A SMS (Secretaria Municipal de Saúde) confirmou o primeiro caso de chikungunya na tarde desta sexta-feira (12), em Piracicaba. Segundo a pasta, o paciente é uma mulher, com idade entre 60 e 69 anos, que viajou para Minas Gerais e, na volta, apresentou os sintomas da doença. Ela teria sido contaminada em abril deste ano. O último caso da doença aconteceu em novembro de 2016, sem óbitos confirmados.
“É importante esclarecer que o caso é isolado e de uma infecção que não aconteceu na cidade, portanto, não é preciso preocupação. Apesar disso, seguimos com os trabalhos de combate ao mosquito aedes, que também é transmissor desta doença", disse o secretário Filemon Silvano.
Os principais sintomas são febre acima de 38,5 graus, de início repentino, e dores intensas nas articulações de pés e mãos – dedos, tornozelos e pulsos. Pode ocorrer, também, dor de cabeça, dores nos músculos e manchas vermelhas na pele. Cerca de 30% dos casos não chegam a desenvolver sintomas. O início dos sintomas pode levar de dois a dez dias para ocorrer.

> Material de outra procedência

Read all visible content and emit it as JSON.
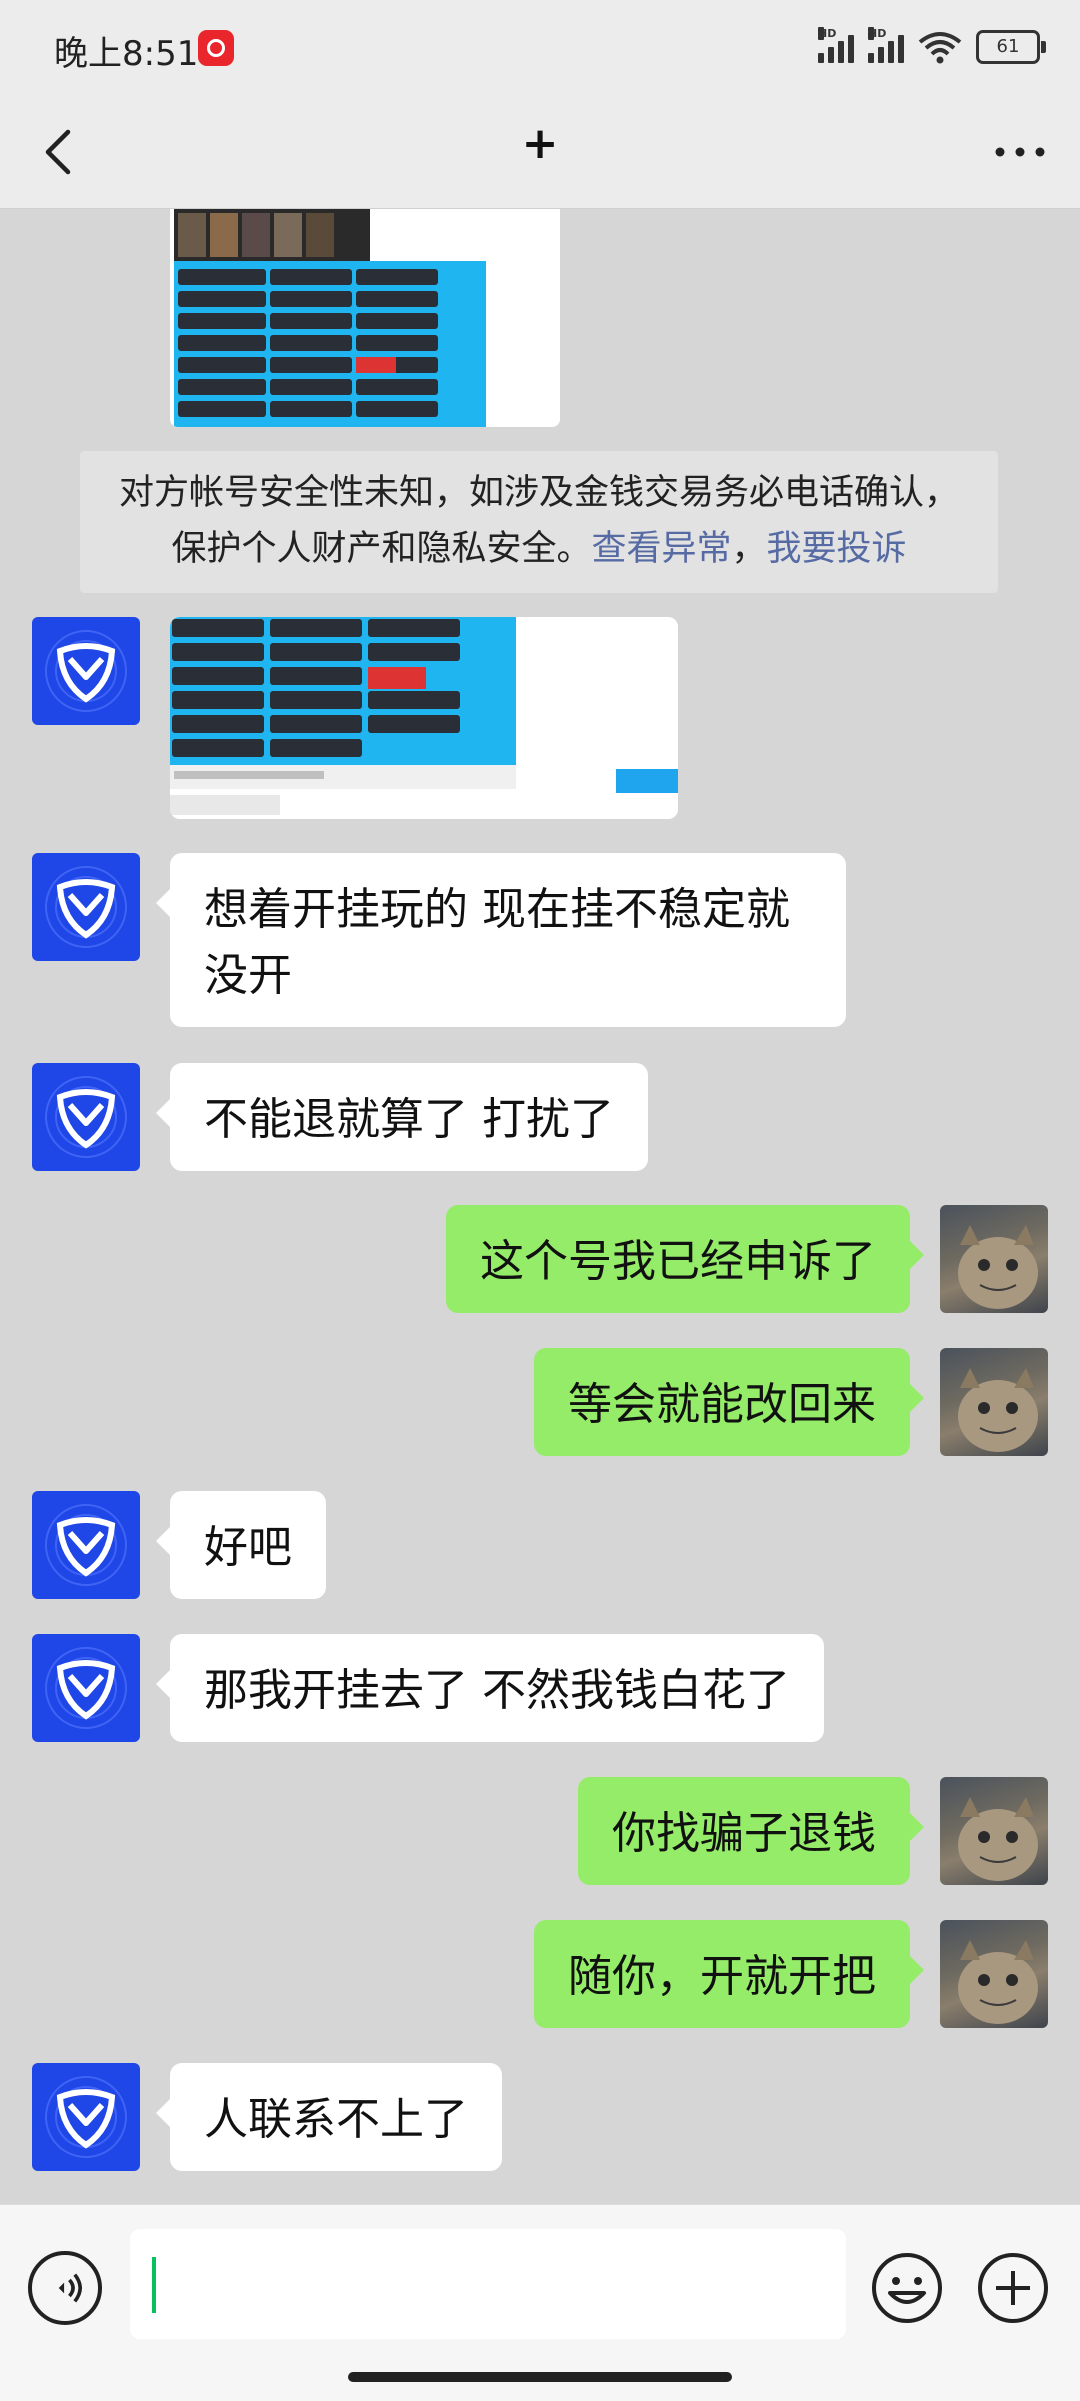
{
  "status_bar": {
    "time": "晚上8:51",
    "hd_label_1": "HD",
    "hd_label_2": "HD",
    "battery": "61"
  },
  "nav": {
    "title": "+",
    "back_icon": "chevron-left-icon",
    "more_icon": "more-dots-icon"
  },
  "warning": {
    "text_line1": "对方帐号安全性未知，如涉及金钱交易务必电话确认，",
    "text_line2": "保护个人财产和隐私安全。",
    "link_abnormal": "查看异常",
    "separator": "，",
    "link_report": "我要投诉"
  },
  "messages": [
    {
      "side": "left",
      "text": "想着开挂玩的 现在挂不稳定就没开"
    },
    {
      "side": "left",
      "text": "不能退就算了 打扰了"
    },
    {
      "side": "right",
      "text": "这个号我已经申诉了"
    },
    {
      "side": "right",
      "text": "等会就能改回来"
    },
    {
      "side": "left",
      "text": "好吧"
    },
    {
      "side": "left",
      "text": "那我开挂去了 不然我钱白花了"
    },
    {
      "side": "right",
      "text": "你找骗子退钱"
    },
    {
      "side": "right",
      "text": "随你，开就开把"
    },
    {
      "side": "left",
      "text": "人联系不上了"
    }
  ],
  "input": {
    "value": "",
    "voice_icon": "voice-icon",
    "emoji_icon": "emoji-icon",
    "plus_icon": "plus-circle-icon"
  },
  "colors": {
    "bubble_sent": "#95ec69",
    "bubble_received": "#ffffff",
    "avatar_bg": "#1f46e6",
    "link": "#566aa4"
  }
}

A doença é causada pelo vírus Chikungunya, que pode ser transmitido pelos mosquitos Aedes aegypti e Aedes albopictus, os mesmos que transmitem a dengue e a febre amarela, respectivamente. Segundo a SMS, no sábado (13), acontece no bairro Algodoal um arrastão para a identificação e eliminação de possíveis criadouros dos mosquitos.
A principal diferença entre a dengue e a chikungunya é a dor nas articulações, muito mais intensa na chikungunya, afetando principalmente pés e mãos, geralmente tornozelos e pulsos. Ao contrário do que acontece com a dengue, não existe uma forma hemorrágica da doença e é raro surgirem complicações graves, embora a artrite possa continuar ativa por muito tempo.
Na fase aguda, o tratamento é apenas dos sintomas. Medicamentos para dor e para febre são indicados para aliviar os sintomas. Manter o doente bem hidratado e em repouso são medidas essenciais para a sua recuperação. Os sintomas, em geral, desaparecem dez dias após seu aparecimento. No entanto, as dores nas articulações podem persistir por meses. Nesses casos, o paciente deve voltar à unidade de saúde para avaliação médica.